Pour une définition de l’action dans la perspective actionnelle en France

Margaret Bento
Université Paris Descartes
France

1. Introduction

La perspective actionnelle est la méthodologie phare en France depuis le début du 21ème siècle. Les auteurs du Cadre européen commun de référence pour les langues (dorénavant CECRL ou Cadre) (Conseil de l'Europe 2001), document de référence sur la conception de l’enseignement des langues en Europe aujourd'hui, indiquent se situer dans une perspective actionnelle en considérant

[…] avant tout l'usager et l'apprenant d'une langue comme des acteurs sociaux ayant à accomplir des tâches (qui ne sont pas seulement langagières) dans des circonstances et un environnement donné, à l'intérieur d'un domaine d'action particulier. Si les actes de parole se réalisent dans des activités langagières, celles-ci s'inscrivent elles-mêmes à l'intérieur d'actions en contexte social qui seules leur donnent leur pleine signification. (Conseil de l'Europe, 2001 : 15)

Le mot « action » qui apparaît dans cette définition est également très présent dans les articles de revues et les ouvrages consacrés à cette approche.
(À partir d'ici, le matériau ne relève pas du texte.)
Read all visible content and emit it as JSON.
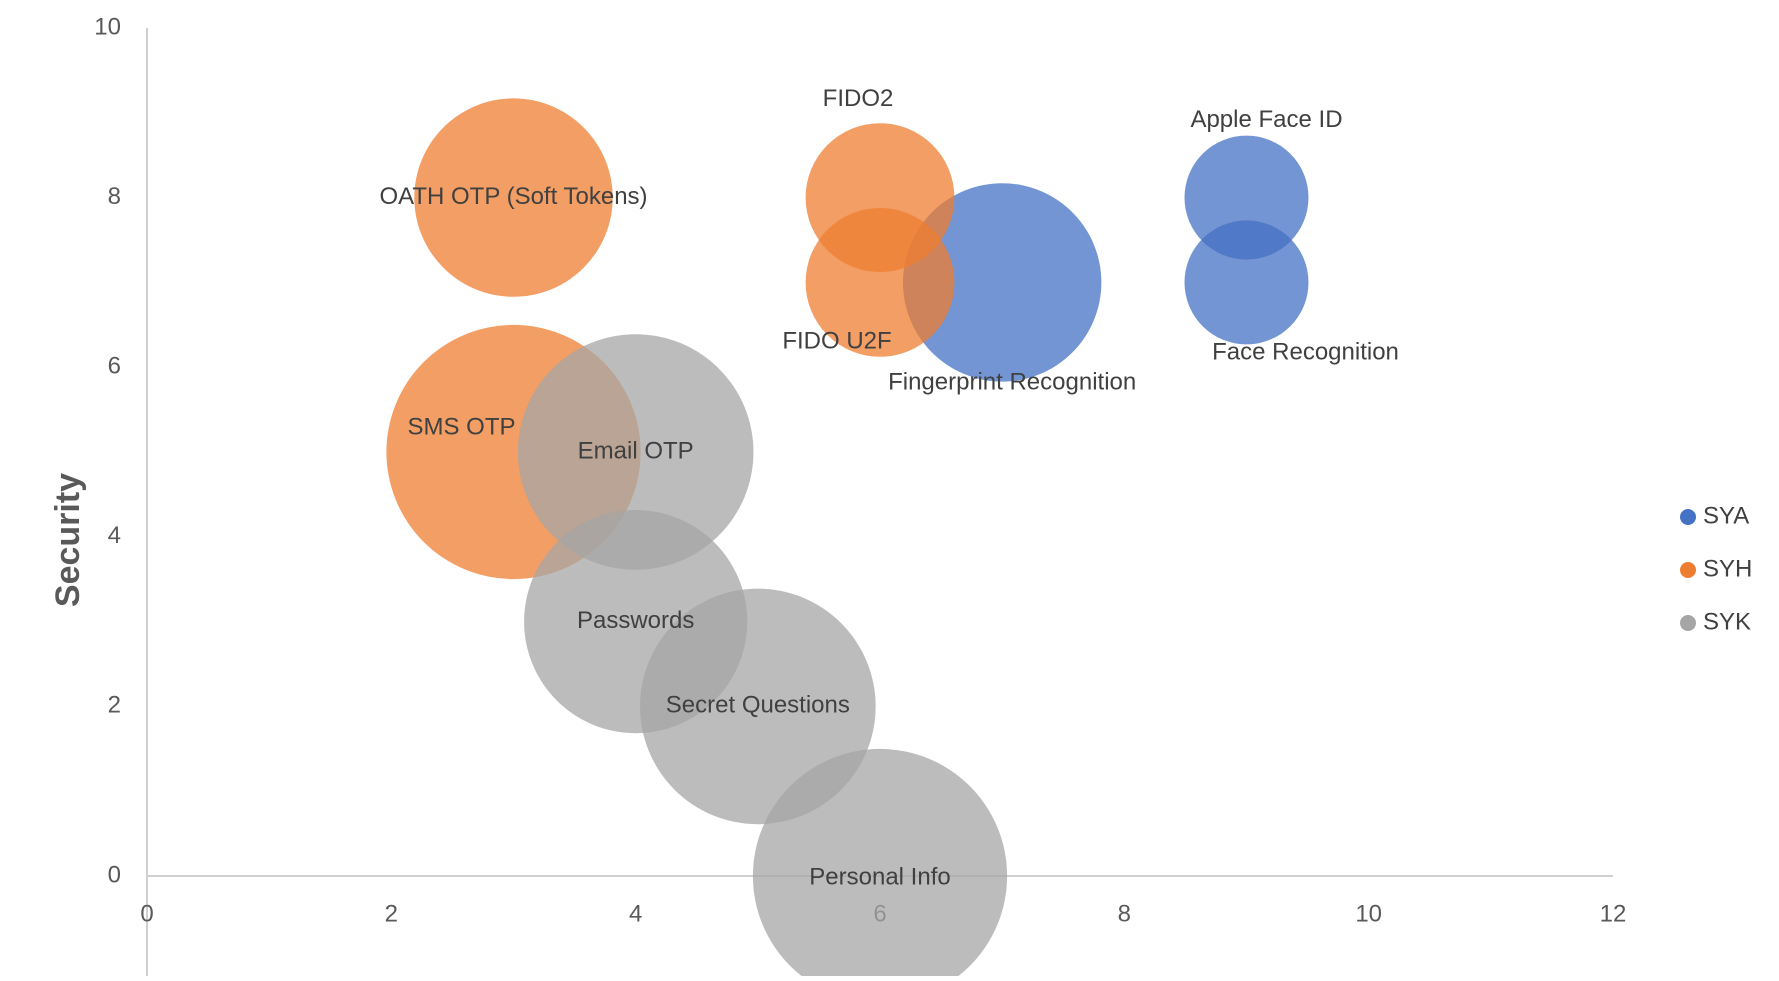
{
  "chart_data": {
    "type": "bubble",
    "title": "",
    "xlabel": "",
    "ylabel": "Security",
    "xlim": [
      0,
      12
    ],
    "ylim": [
      0,
      10
    ],
    "x_ticks": [
      0,
      2,
      4,
      6,
      8,
      10,
      12
    ],
    "y_ticks": [
      0,
      2,
      4,
      6,
      8,
      10
    ],
    "grid": false,
    "legend_position": "right",
    "series": [
      {
        "name": "SYA",
        "color": "#4472C4",
        "points": [
          {
            "label": "Apple Face ID",
            "x": 9,
            "y": 8,
            "size": 1
          },
          {
            "label": "Face Recognition",
            "x": 9,
            "y": 7,
            "size": 1
          },
          {
            "label": "Fingerprint Recognition",
            "x": 7,
            "y": 7,
            "size": 1.6
          }
        ]
      },
      {
        "name": "SYH",
        "color": "#ED7D31",
        "points": [
          {
            "label": "FIDO2",
            "x": 6,
            "y": 8,
            "size": 1.2
          },
          {
            "label": "FIDO U2F",
            "x": 6,
            "y": 7,
            "size": 1.2
          },
          {
            "label": "OATH OTP (Soft Tokens)",
            "x": 3,
            "y": 8,
            "size": 1.6
          },
          {
            "label": "SMS OTP",
            "x": 3,
            "y": 5,
            "size": 2.05
          }
        ]
      },
      {
        "name": "SYK",
        "color": "#A5A5A5",
        "points": [
          {
            "label": "Email OTP",
            "x": 4,
            "y": 5,
            "size": 1.9
          },
          {
            "label": "Passwords",
            "x": 4,
            "y": 3,
            "size": 1.8
          },
          {
            "label": "Secret Questions",
            "x": 5,
            "y": 2,
            "size": 1.9
          },
          {
            "label": "Personal Info",
            "x": 6,
            "y": 0,
            "size": 2.05
          }
        ]
      }
    ]
  }
}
Mais quelles caractéristiques les auteurs assignent-ils à cette notion devenue incontournable? Cet article a pour objectif de donner la définition, le rôle et les caractéristiques assignées au terme « action » dans la perspective actionnelle en France afin de mieux comprendre les enjeux impliqués dans les contextes d’enseignement-apprentissage des langues.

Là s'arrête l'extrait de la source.